Bruno Galante, Naples, June 30, 2012

One of us undertakes and accompanies someone well. My nephew, because of his handicap, is rigid and not very able to adapt to others. Yet this rigidity did not prevent him from sensing what a woman he knew needed—a woman who was ill and alone in the hospital. Because of her health condition, all visits had been forbidden her. Once discharged from the hospital, she told us that my nephew had entered her room, sat down beside her, and said to her: "Don't be afraid, I am here." And he stayed that way for hours, without moving. "I felt safe," this very anxious woman reported, "no one else had done this for me."

Being present is not dictated by emotion, but by the desire to be close to the other in such a way that he may feel himself important simply because he is himself and for no other reason. This "himself" can matter only if he is part of our lives, if we care for him as flesh of our flesh.

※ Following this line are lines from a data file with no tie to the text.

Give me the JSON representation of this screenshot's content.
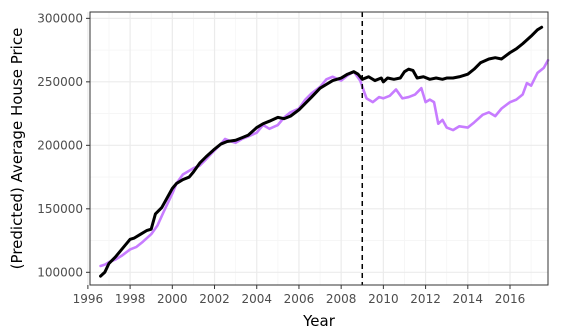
{
  "chart_data": {
    "type": "line",
    "title": "",
    "xlabel": "Year",
    "ylabel": "(Predicted) Average House Price",
    "xlim": [
      1996.1,
      2017.8
    ],
    "ylim": [
      90000,
      305000
    ],
    "x_ticks": [
      1996,
      1998,
      2000,
      2002,
      2004,
      2006,
      2008,
      2010,
      2012,
      2014,
      2016
    ],
    "x_tick_labels": [
      "1996",
      "1998",
      "2000",
      "2002",
      "2004",
      "2006",
      "2008",
      "2010",
      "2012",
      "2014",
      "2016"
    ],
    "y_ticks": [
      100000,
      150000,
      200000,
      250000,
      300000
    ],
    "y_tick_labels": [
      "100000",
      "150000",
      "200000",
      "250000",
      "300000"
    ],
    "grid": true,
    "legend": "none",
    "vline": {
      "x": 2009.0,
      "style": "dashed",
      "color": "#000000"
    },
    "colors": {
      "actual": "#000000",
      "predicted": "#c77cff",
      "grid_major": "#ebebeb",
      "grid_minor": "#f5f5f5",
      "panel_border": "#333333"
    },
    "series": [
      {
        "color": "#000000",
        "points": [
          [
            1996.6,
            97000
          ],
          [
            1996.8,
            100000
          ],
          [
            1997.0,
            107000
          ],
          [
            1997.3,
            112000
          ],
          [
            1997.6,
            118000
          ],
          [
            1998.0,
            126000
          ],
          [
            1998.2,
            127000
          ],
          [
            1998.5,
            130000
          ],
          [
            1998.8,
            133000
          ],
          [
            1999.0,
            134000
          ],
          [
            1999.2,
            146000
          ],
          [
            1999.5,
            151000
          ],
          [
            1999.8,
            160000
          ],
          [
            2000.0,
            166000
          ],
          [
            2000.2,
            170000
          ],
          [
            2000.5,
            173000
          ],
          [
            2000.8,
            175000
          ],
          [
            2001.0,
            179000
          ],
          [
            2001.3,
            186000
          ],
          [
            2001.6,
            191000
          ],
          [
            2002.0,
            197000
          ],
          [
            2002.3,
            201000
          ],
          [
            2002.6,
            203000
          ],
          [
            2003.0,
            204000
          ],
          [
            2003.3,
            206000
          ],
          [
            2003.6,
            208000
          ],
          [
            2004.0,
            214000
          ],
          [
            2004.3,
            217000
          ],
          [
            2004.6,
            219000
          ],
          [
            2005.0,
            222000
          ],
          [
            2005.3,
            221000
          ],
          [
            2005.6,
            223000
          ],
          [
            2006.0,
            228000
          ],
          [
            2006.3,
            233000
          ],
          [
            2006.6,
            238000
          ],
          [
            2007.0,
            245000
          ],
          [
            2007.3,
            248000
          ],
          [
            2007.6,
            251000
          ],
          [
            2008.0,
            253000
          ],
          [
            2008.3,
            256000
          ],
          [
            2008.6,
            258000
          ],
          [
            2008.8,
            256000
          ],
          [
            2009.0,
            252000
          ],
          [
            2009.3,
            254000
          ],
          [
            2009.6,
            251000
          ],
          [
            2009.9,
            253000
          ],
          [
            2010.0,
            250000
          ],
          [
            2010.2,
            253000
          ],
          [
            2010.5,
            252000
          ],
          [
            2010.8,
            253000
          ],
          [
            2011.0,
            258000
          ],
          [
            2011.2,
            260000
          ],
          [
            2011.4,
            259000
          ],
          [
            2011.6,
            253000
          ],
          [
            2011.9,
            254000
          ],
          [
            2012.2,
            252000
          ],
          [
            2012.5,
            253000
          ],
          [
            2012.8,
            252000
          ],
          [
            2013.0,
            253000
          ],
          [
            2013.3,
            253000
          ],
          [
            2013.6,
            254000
          ],
          [
            2014.0,
            256000
          ],
          [
            2014.3,
            260000
          ],
          [
            2014.6,
            265000
          ],
          [
            2015.0,
            268000
          ],
          [
            2015.3,
            269000
          ],
          [
            2015.6,
            268000
          ],
          [
            2016.0,
            273000
          ],
          [
            2016.3,
            276000
          ],
          [
            2016.6,
            280000
          ],
          [
            2017.0,
            286000
          ],
          [
            2017.3,
            291000
          ],
          [
            2017.5,
            293000
          ]
        ]
      },
      {
        "color": "#c77cff",
        "points": [
          [
            1996.6,
            105000
          ],
          [
            1996.8,
            106000
          ],
          [
            1997.0,
            108000
          ],
          [
            1997.3,
            110000
          ],
          [
            1997.6,
            113000
          ],
          [
            1998.0,
            118000
          ],
          [
            1998.3,
            120000
          ],
          [
            1998.6,
            124000
          ],
          [
            1999.0,
            130000
          ],
          [
            1999.3,
            137000
          ],
          [
            1999.6,
            148000
          ],
          [
            2000.0,
            162000
          ],
          [
            2000.2,
            170000
          ],
          [
            2000.5,
            177000
          ],
          [
            2000.8,
            180000
          ],
          [
            2001.0,
            182000
          ],
          [
            2001.3,
            184000
          ],
          [
            2001.6,
            189000
          ],
          [
            2002.0,
            196000
          ],
          [
            2002.3,
            201000
          ],
          [
            2002.5,
            205000
          ],
          [
            2002.8,
            203000
          ],
          [
            2003.0,
            202000
          ],
          [
            2003.3,
            205000
          ],
          [
            2003.6,
            207000
          ],
          [
            2004.0,
            210000
          ],
          [
            2004.3,
            216000
          ],
          [
            2004.6,
            213000
          ],
          [
            2005.0,
            216000
          ],
          [
            2005.3,
            222000
          ],
          [
            2005.6,
            226000
          ],
          [
            2006.0,
            229000
          ],
          [
            2006.3,
            236000
          ],
          [
            2006.6,
            241000
          ],
          [
            2007.0,
            246000
          ],
          [
            2007.3,
            252000
          ],
          [
            2007.6,
            254000
          ],
          [
            2008.0,
            251000
          ],
          [
            2008.3,
            255000
          ],
          [
            2008.6,
            258000
          ],
          [
            2008.9,
            251000
          ],
          [
            2009.2,
            237000
          ],
          [
            2009.5,
            234000
          ],
          [
            2009.8,
            238000
          ],
          [
            2010.0,
            237000
          ],
          [
            2010.3,
            239000
          ],
          [
            2010.6,
            244000
          ],
          [
            2010.9,
            237000
          ],
          [
            2011.2,
            238000
          ],
          [
            2011.5,
            240000
          ],
          [
            2011.8,
            245000
          ],
          [
            2012.0,
            234000
          ],
          [
            2012.2,
            236000
          ],
          [
            2012.4,
            234000
          ],
          [
            2012.6,
            217000
          ],
          [
            2012.8,
            220000
          ],
          [
            2013.0,
            214000
          ],
          [
            2013.3,
            212000
          ],
          [
            2013.6,
            215000
          ],
          [
            2014.0,
            214000
          ],
          [
            2014.3,
            218000
          ],
          [
            2014.7,
            224000
          ],
          [
            2015.0,
            226000
          ],
          [
            2015.3,
            223000
          ],
          [
            2015.6,
            229000
          ],
          [
            2016.0,
            234000
          ],
          [
            2016.3,
            236000
          ],
          [
            2016.6,
            240000
          ],
          [
            2016.8,
            249000
          ],
          [
            2017.0,
            247000
          ],
          [
            2017.3,
            257000
          ],
          [
            2017.6,
            261000
          ],
          [
            2017.8,
            267000
          ]
        ]
      }
    ]
  }
}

Love Your Neighbor as Yourself

How do we accompany the other? By learning to love ourselves, otherwise the other will always appear to us as someone who steals a bit of our life, someone to whom we must sacrifice ourselves. Choosing between the other and ourselves is impossible because both are important.

Loving ourselves is having toward ourselves a tender compassion, not judging ourselves on what we show of ourselves, desiring what makes us live, believing in this mystery of goodness and beauty that we have deep within us. If I learn, little by little, to love myself, my horizon will not cease to expand and "every other" will become part of me. Loving ourselves with our weaknesses, loving the other with his weaknesses, will become one and the same.

When it comes to fragility, what priority should we give between what we like most and what we like least? We like what we accept, not what we resign ourselves to. One cannot deny handicap; it exists and can be exhausting, yet it is not what defines the person, who cannot be identified with his handicap but who always conceals a mystery. Emmanuel Mounier, a philosopher, when he looked down at the cradle of his seriously handicapped child, adored God in her. He could only give her all the love she needed and thank her for all that she gave to her parents, because in the end the other is a gift.

Let Us Try to Feel the Need to Be Together

The other, sick or handicapped, needs us out of necessity and at the same time for the pleasure of being together. It is often isolation that makes suffering a bearer of death. Being together changes everything. It is not enough that the other matters to us. I had occasion to verify this while staying close to an elderly aunt near the end of her life: she was important to me, but I did not love her so much that I needed her.

Every human being has something to give… themselves, before anything else. One can be thrust into solitude and die because there is no one to receive the gift of one's own being.

Sick or disabled people have so much the impression that they are useless that they must feel that we are poor so that they can give us a gift, sometimes even without knowing it, of what they yearn to offer us.

But do we truly trust in the other, especially when the image they offer us of themselves is not one of strength? If so, then we will no longer seek his good in what we believe to be his good, but rather in what he needs.

What Do We Want?

The choice that is continually presented to us is between the forces of life and those of death. We cannot achieve everything, but we have the possibility of choosing life. To choose life "is to go where one does not know, along a road one does not know." To choose life is to be together. The "we" that we form together, with all our miseries and all our riches combined, is a source of life renewed for an indefinite time.

Nicolle Carré, 2012

Ombres et Lumière No. 185

(1) Philosopher, 1905–1950. Founder of the magazine "Esprit" in 1932, he initiated the movement of communitarian personalism.